Climate factors probably govern broad-scale patterns in macrophyte species distributions. At a local scale, distribution and biomass of macrophytes tends to be highly spatially and temporally variable. Variability is due to things such as environmental variability, recovery time from disturbance, and the likelihood that plant propagules can successfully establish. Environmental factors include flow (particularly extreme events), water velocity, water depth (and therefore flow alteration/extraction), substrate composition, substrate nutrient concentrations, water quality, riparian shading, competition and herbivory (Mackay. and James 2016). As you point out, the processes dictating plant composition and abundance are complex. Biggs (1996) states that light, nutrients and temperature predominantly govern the processes of plant biomass gain and hydraulic factors (incorporating separate temporal and spatial scales) predominantly govern the processes of biomass loss. Quinn et al. 2009, in relation to integrated catchment management at Whatawhata, postulated that increase in NOX was driven in part by reduced instream uptake of N due to increased shading that reduced stream temperatures and instream plants biomass (i.e., that plant growth was higher before restoration but decreased due to shade, not nutrients (NOx became higher). In contrast, O’Brien et al. (2014) found that for 3 lowland enriched streams, macrophytes drive ecosystem metabolism but had limited influence on water column nutrient concentrations because macrophyte demand was much lower than the supply available from the water column. Champion and Tanner (2000) show how macrophyte abundance varies with season.
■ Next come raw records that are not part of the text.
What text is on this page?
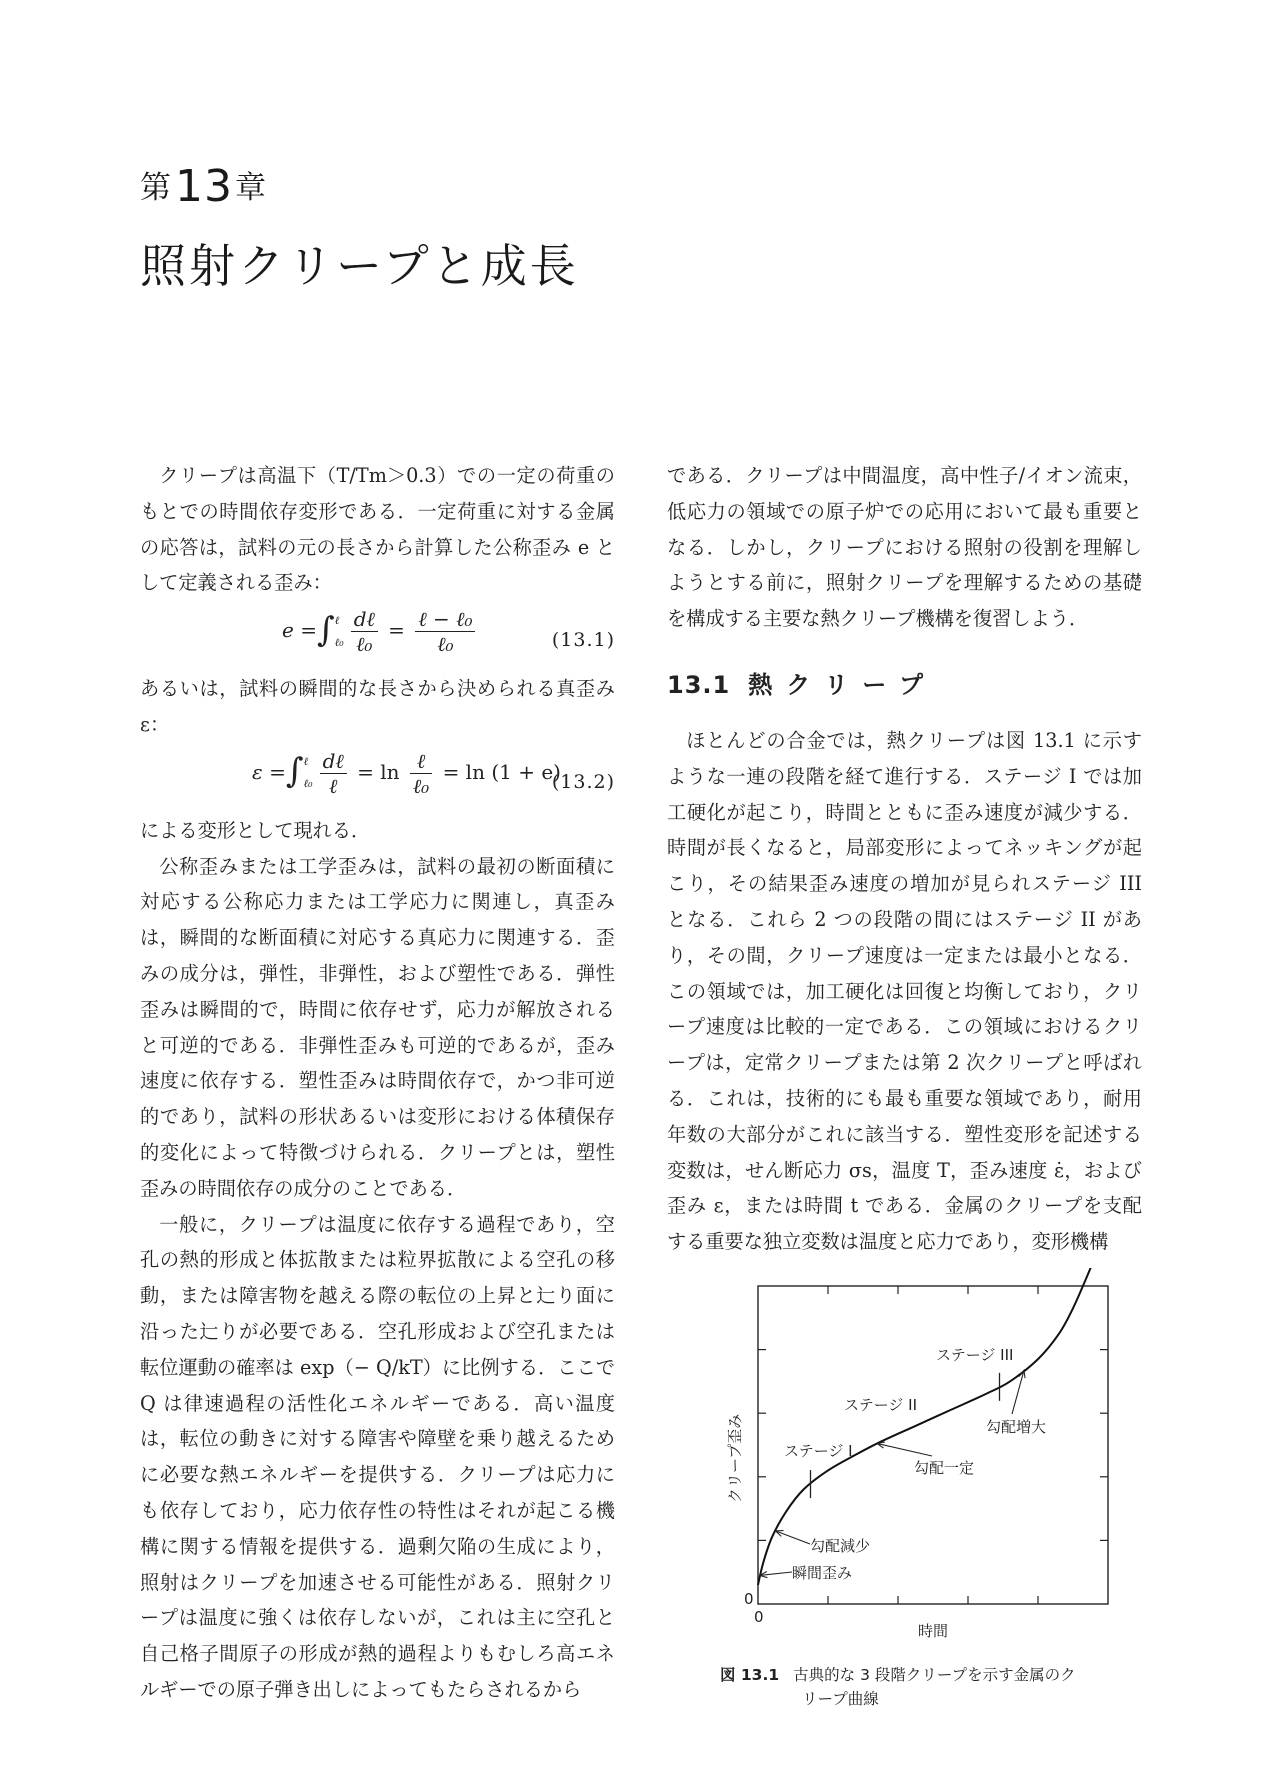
第13章
照射クリープと成長

クリープは高温下（T/Tm＞0.3）での一定の荷重のもとでの時間依存変形である．一定荷重に対する金属の応答は，試料の元の長さから計算した公称歪み e として定義される歪み：

e =∫ ℓ
ℓ₀ $\frac{\text{dℓ}}{\text{ℓ₀}} = \frac{\text{ℓ − ℓ₀}}{\text{ℓ₀}}$	(13.1)

あるいは，試料の瞬間的な長さから決められる真歪み ε：

ε =∫ ℓ
ℓ₀ $\frac{\text{dℓ}}{\text{ℓ}} = \ln \frac{\text{ℓ}}{\text{ℓ₀}} = \ln (1 + e)$
(13.2)

による変形として現れる．

公称歪みまたは工学歪みは，試料の最初の断面積に対応する公称応力または工学応力に関連し，真歪みは，瞬間的な断面積に対応する真応力に関連する．歪みの成分は，弾性，非弾性，および塑性である．弾性歪みは瞬間的で，時間に依存せず，応力が解放されると可逆的である．非弾性歪みも可逆的であるが，歪み速度に依存する．塑性歪みは時間依存で，かつ非可逆的であり，試料の形状あるいは変形における体積保存的変化によって特徴づけられる．クリープとは，塑性歪みの時間依存の成分のことである．

一般に，クリープは温度に依存する過程であり，空孔の熱的形成と体拡散または粒界拡散による空孔の移動，または障害物を越える際の転位の上昇と辷り面に沿った辷りが必要である．空孔形成および空孔または転位運動の確率は exp（− Q/kT）に比例する．ここで Q は律速過程の活性化エネルギーである．高い温度は，転位の動きに対する障害や障壁を乗り越えるために必要な熱エネルギーを提供する．クリープは応力にも依存しており，応力依存性の特性はそれが起こる機構に関する情報を提供する．過剰欠陥の生成により，照射はクリープを加速させる可能性がある．照射クリープは温度に強くは依存しないが，これは主に空孔と自己格子間原子の形成が熱的過程よりもむしろ高エネルギーでの原子弾き出しによってもたらされるから

である．クリープは中間温度，高中性子/イオン流束，低応力の領域での原子炉での応用において最も重要となる．しかし，クリープにおける照射の役割を理解しようとする前に，照射クリープを理解するための基礎を構成する主要な熱クリープ機構を復習しよう．

13.1 熱クリープ

ほとんどの合金では，熱クリープは図 13.1 に示すような一連の段階を経て進行する．ステージ I では加工硬化が起こり，時間とともに歪み速度が減少する．時間が長くなると，局部変形によってネッキングが起こり，その結果歪み速度の増加が見られステージ III となる．これら 2 つの段階の間にはステージ II があり，その間，クリープ速度は一定または最小となる．この領域では，加工硬化は回復と均衡しており，クリープ速度は比較的一定である．この領域におけるクリープは，定常クリープまたは第 2 次クリープと呼ばれる．これは，技術的にも最も重要な領域であり，耐用年数の大部分がこれに該当する．塑性変形を記述する変数は，せん断応力 σs，温度 T，歪み速度 ε̇，および歪み ε，または時間 t である．金属のクリープを支配する重要な独立変数は温度と応力であり，変形機構

クリープ歪み
時間
0
0
瞬間歪み
勾配減少
ステージ I
ステージ II
勾配一定
ステージ III
勾配増大
図 13.1 古典的な 3 段階クリープを示す金属のク
リープ曲線
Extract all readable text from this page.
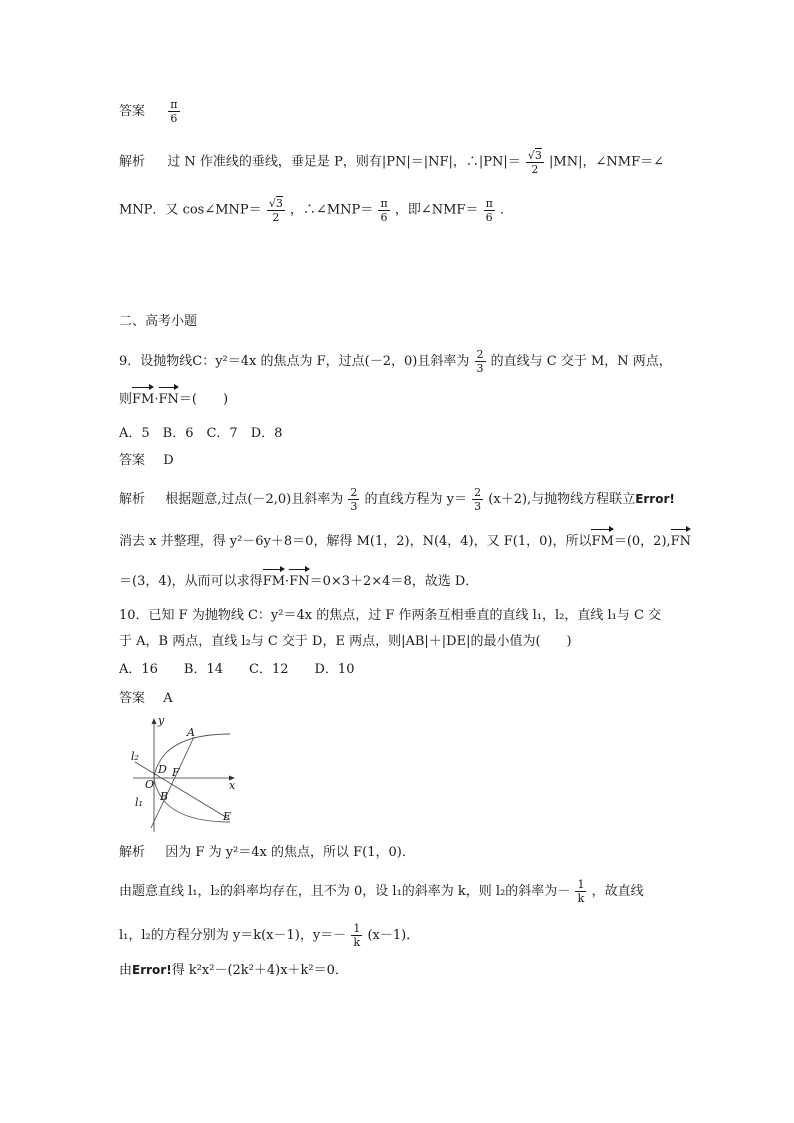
答案 $\frac{\pi}{6}$
解析 过 N 作准线的垂线，垂足是 P，则有|PN|＝|NF|，∴|PN|＝ $\frac{√3}{2} |MN|$，∠NMF＝∠
MNP．又 cos∠MNP＝ $\frac{√3}{2}$ ，∴∠MNP＝ $\frac{\pi}{6}$ ，即∠NMF＝ $\frac{\pi}{6}$ ．
二、高考小题
9．设抛物线C：y²＝4x 的焦点为 F，过点(－2，0)且斜率为 $\frac{2}{3}$ 的直线与 C 交于 M，N 两点，
则FM·FN＝(　　)
A．5　B．6　C．7　D．8
答案 D
解析 根据题意,过点(－2,0)且斜率为 $\frac{2}{3}$ 的直线方程为 $y= \frac{2}{3} (x+2)$,与抛物线方程联立Error!
消去 x 并整理，得 y²－6y＋8＝0，解得 M(1，2)，N(4，4)，又 F(1，0)，所以FM＝(0，2),FN
＝(3，4)，从而可以求得FM·FN＝0×3＋2×4＝8，故选 D．
10．已知 F 为抛物线 C：y²＝4x 的焦点，过 F 作两条互相垂直的直线 l₁，l₂，直线 l₁与 C 交
于 A，B 两点，直线 l₂与 C 交于 D，E 两点，则|AB|＋|DE|的最小值为(　　)
A．16　　B．14　　C．12　　D．10
答案 A
y
x
l₂
l₁
O
D F
B
A
E
解析 因为 F 为 y²＝4x 的焦点，所以 F(1，0)．
由题意直线 l₁，l₂的斜率均存在，且不为 0，设 l₁的斜率为 k，则 l₂的斜率为－ $\frac{1}{k}$ ，故直线
l₁，l₂的方程分别为 y＝k(x－1)，$y=- \frac{1}{k} (x-1)$．
由Error!得 k²x²－(2k²＋4)x＋k²＝0．
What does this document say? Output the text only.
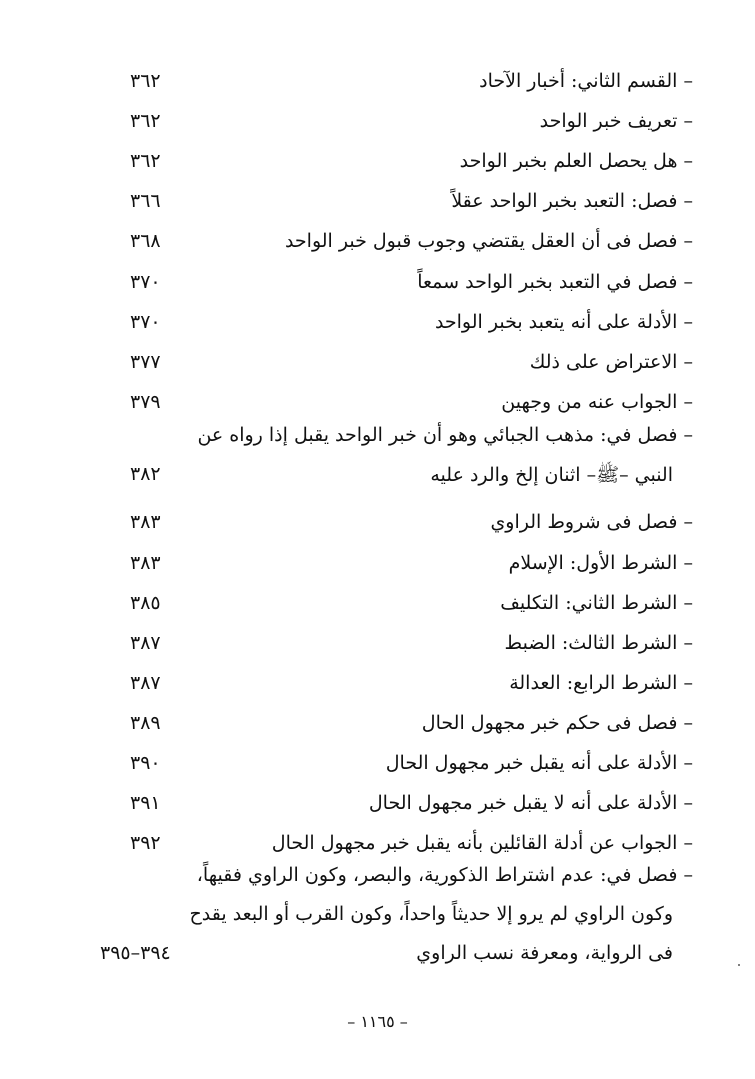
– القسم الثاني: أخبار الآحاد
٣٦٢
– تعريف خبر الواحد
٣٦٢
– هل يحصل العلم بخبر الواحد
٣٦٢
– فصل: التعبد بخبر الواحد عقلاً
٣٦٦
– فصل فى أن العقل يقتضي وجوب قبول خبر الواحد
٣٦٨
– فصل في التعبد بخبر الواحد سمعاً
٣٧٠
– الأدلة على أنه يتعبد بخبر الواحد
٣٧٠
– الاعتراض على ذلك
٣٧٧
– الجواب عنه من وجهين
٣٧٩
– فصل في: مذهب الجبائي وهو أن خبر الواحد يقبل إذا رواه عن
النبي –ﷺ– اثنان إلخ والرد عليه
٣٨٢
– فصل فى شروط الراوي
٣٨٣
– الشرط الأول: الإسلام
٣٨٣
– الشرط الثاني: التكليف
٣٨٥
– الشرط الثالث: الضبط
٣٨٧
– الشرط الرابع: العدالة
٣٨٧
– فصل فى حكم خبر مجهول الحال
٣٨٩
– الأدلة على أنه يقبل خبر مجهول الحال
٣٩٠
– الأدلة على أنه لا يقبل خبر مجهول الحال
٣٩١
– الجواب عن أدلة القائلين بأنه يقبل خبر مجهول الحال
٣٩٢
– فصل في: عدم اشتراط الذكورية، والبصر، وكون الراوي فقيهاً،
وكون الراوي لم يرو إلا حديثاً واحداً، وكون القرب أو البعد يقدح
فى الرواية، ومعرفة نسب الراوي
٣٩٤–٣٩٥
– ١١٦٥ –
Internationally, Dodds and Welch (2000) state: “Criteria for setting nutrient levels in lotic ecosystems are relevant to US states and other countries in the process of setting water-quality regulations. There are few articles in the peer-reviewed literature on this topic, and policy makers have had little information from which to base their decisions for streams”. Camargo and Alonso (2006) show that increased N can increase primary producer growth, biomass, proliferation, production (phytoplankton, periphyton, macrophytes) and in particular, elevated concentrations of DRP and dissolved inorganic nitrogen (NO3-N and NH4-N) may induce
excessive growths of macrophytes that retard water flows. Like Biggs (1996), others internationally have found that water velocity and temperature are key factors driving macrophyte assemblages (Manolaki and Papastergiadou (2013).